The 2013 revised Guide to Enactment and Interpretation of the UNCITRAL Model Law on Cross-Border Insolvency proposes that the following principal factors, considered as a whole, will tend to indicate whether the location in which the foreign proceeding has commenced is the debtor’s COMI. The factors are the location: (a) where the central administration of the debtor takes place, and (b) which is readily ascertainable by creditors, analysed by reference to the date of commencement of the foreign proceedings. The 2013 updated “Judicial Perspectives” on the Model Law adds: “When these principal factors do not yield a ready answer regarding the debtor’s [COMI], a number of additional factors concerning the debtor’s business may be considered.
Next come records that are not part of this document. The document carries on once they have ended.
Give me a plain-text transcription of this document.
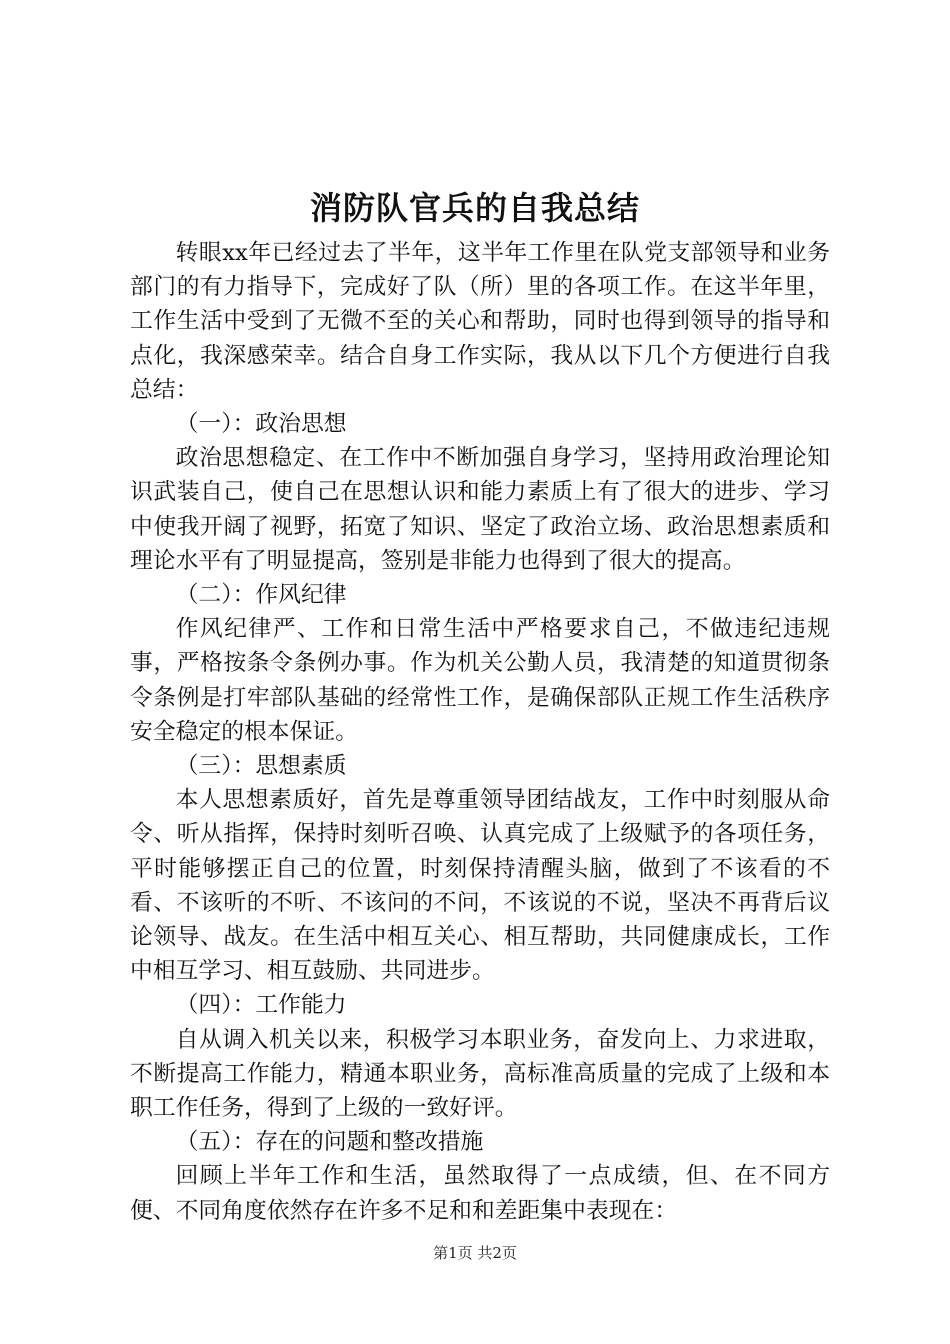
消防队官兵的自我总结

转眼xx年已经过去了半年，这半年工作里在队党支部领导和业务部门的有力指导下，完成好了队（所）里的各项工作。在这半年里，工作生活中受到了无微不至的关心和帮助，同时也得到领导的指导和点化，我深感荣幸。结合自身工作实际，我从以下几个方便进行自我总结：

（一）：政治思想

政治思想稳定、在工作中不断加强自身学习，坚持用政治理论知识武装自己，使自己在思想认识和能力素质上有了很大的进步、学习中使我开阔了视野，拓宽了知识、坚定了政治立场、政治思想素质和理论水平有了明显提高，签别是非能力也得到了很大的提高。

（二）：作风纪律

作风纪律严、工作和日常生活中严格要求自己，不做违纪违规事，严格按条令条例办事。作为机关公勤人员，我清楚的知道贯彻条令条例是打牢部队基础的经常性工作，是确保部队正规工作生活秩序安全稳定的根本保证。

（三）：思想素质

本人思想素质好，首先是尊重领导团结战友，工作中时刻服从命令、听从指挥，保持时刻听召唤、认真完成了上级赋予的各项任务，平时能够摆正自己的位置，时刻保持清醒头脑，做到了不该看的不看、不该听的不听、不该问的不问，不该说的不说，坚决不再背后议论领导、战友。在生活中相互关心、相互帮助，共同健康成长，工作中相互学习、相互鼓励、共同进步。

（四）：工作能力

自从调入机关以来，积极学习本职业务，奋发向上、力求进取，不断提高工作能力，精通本职业务，高标准高质量的完成了上级和本职工作任务，得到了上级的一致好评。

（五）：存在的问题和整改措施

回顾上半年工作和生活，虽然取得了一点成绩，但、在不同方便、不同角度依然存在许多不足和和差距集中表现在：

第1页 共2页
The court may need to give greater or less weight to a given factor, depending on the circumstances of the particular case. In all cases, however, the endeavour is an holistic one, designed to determine that the location of the foreign proceeding in fact corresponds to the actual location of the debtor’s [COMI], which is readily ascertainable by creditors.” It states further: “For the purposes of the Model Law, the focus is on individual entities and therefore on each and every member of an enterprise group as a distinct legal entity. It may be that the [COMI] of each individual group member is found to lie in the same jurisdiction, in which case the insolvency of those group members can be conducted in a single jurisdiction, but there is no scope for addressing the [COMI] of the enterprise group as such under the Model Law.”[7]

As there has been no Israeli published cases thus far interpreting COMI, for purposes of the Insolvency Law,[8] it remains to be seen what an Israeli court will decide with respect to the foregoing issues.

It would appear advisable that an Israeli lender to a company whose registered office is in Israel or whose COMI appears to be in Israel include in its loan documents both a representation of the debtor that its COMI is in Israel, which representation shall include not only the phrase “centre of main interests” but factors showing that the debtor’s “nerve center”[9] is in Israel, and an undertaking not to change its COMI, or the aforementioned facts demonstrating same, to any other jurisdiction without the consent of the lender, or at least without sufficient advance notice to the lender to adjust the loan documentation or security therefor to take into account the possibility of the main insolvency proceeding against that debtor taking place outside of Israel.[10]

Although, as indicated above, COMI is ultimately a question of fact, an Israeli creditor with any concern that its insolvent Israeli corporate debtor may claim COMI outside of Israel would be advised not to hesitate to commence insolvency proceedings against the debtor in Israel and bring to the attention of the court facts (over and above the location of the registered office of such debtor in Israel) ascertainable to such creditor, that would support a factual finding of such debtor’s COMI in Israel. A foreign representative of a foreign insolvency proceeding seeking recognition of same by the Israeli court as an alleged “main” proceeding on the basis of the debtor’s foreign COMI, would presumably be required to rebut not only the presumption that a company with its registered office in Israel has its COMI in Israel, but also the additional facts pleaded by the creditor. Under the Model Law, as incorporated in the Insolvency Law with respect to an insolvency proceeding in Israel, the decision whether or not to recognize a foreign insolvency proceeding as a “main” proceeding lies solely with the Israeli court.[11]